An Epworth HealthCare neurosurgeon has been recognised internationally for two studies that will improve outcomes for spinal surgery patients.
A research paper presented by Professor Greg Malham to the international SpineWeek 2023 conference in Melbourne, was recognised as the best presentation.
The research looked at the potential for the arterial blood supply to the legs be partially blocked during surgery for a lumbar fusion or artificial disc replacement, which can cause complications.
Prof Malham said a device called a pulse oximeter can be used to measure oxygen saturation in the blood during surgery, instantly alerting the surgeon to blocked blood vessels to the legs.
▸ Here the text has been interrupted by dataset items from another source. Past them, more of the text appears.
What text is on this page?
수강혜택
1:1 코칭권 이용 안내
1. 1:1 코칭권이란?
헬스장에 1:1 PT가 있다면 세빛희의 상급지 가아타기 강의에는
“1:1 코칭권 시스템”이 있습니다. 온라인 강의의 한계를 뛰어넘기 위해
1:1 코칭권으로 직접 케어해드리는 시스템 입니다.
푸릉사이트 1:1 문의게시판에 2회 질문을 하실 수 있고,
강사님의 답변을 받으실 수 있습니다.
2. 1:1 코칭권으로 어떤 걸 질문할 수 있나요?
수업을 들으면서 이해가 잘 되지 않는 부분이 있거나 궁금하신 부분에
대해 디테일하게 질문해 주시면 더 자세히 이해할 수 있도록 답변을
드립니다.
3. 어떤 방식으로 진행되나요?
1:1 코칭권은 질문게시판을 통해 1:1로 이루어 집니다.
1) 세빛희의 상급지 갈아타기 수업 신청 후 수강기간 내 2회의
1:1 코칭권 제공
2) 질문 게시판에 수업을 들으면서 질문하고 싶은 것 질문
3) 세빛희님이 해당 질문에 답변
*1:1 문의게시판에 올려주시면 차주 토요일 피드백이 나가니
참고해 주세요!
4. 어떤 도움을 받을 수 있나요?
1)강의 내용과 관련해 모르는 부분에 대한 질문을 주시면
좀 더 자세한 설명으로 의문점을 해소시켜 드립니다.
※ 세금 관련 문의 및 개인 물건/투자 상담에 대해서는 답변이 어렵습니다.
“A pulse oximeter is usually put on a patient’s finger to see how much oxygen is in their blood,’ Prof Malham said.
“It allows the surgeon to protect the blood vessels, which reduces complications for the patients during surgery.”
Prof Malham submitted another research paper to the International Journal of Spine Surgery, which was recognised as the top research paper of 2022.
The research involved spinal surgery patients who required a second operation to repair wear and tear on their spine, above the site of the original procedure.
Professor Malham said the second procedure was usually done as a major operation on the patient’s back.
“However, our research looked at whether keyhole surgery done through the patients’ side was just as effective.”
“We found we were able to use a keyhole procedure to insert an expandable titanium cage to replace the worn-out spinal disc. The keyhole surgery means less recovery time for the patient, so it is of significant benefit to them.”
Prof Malham said research is important to improve outcomes for patients.
“Being recognised for two spinal surgery research papers shows the commitment Epworth has to improving patient care. The research provides patients with safer surgery, better outcomes, and a reduced risk of complications,” Prof Malham said.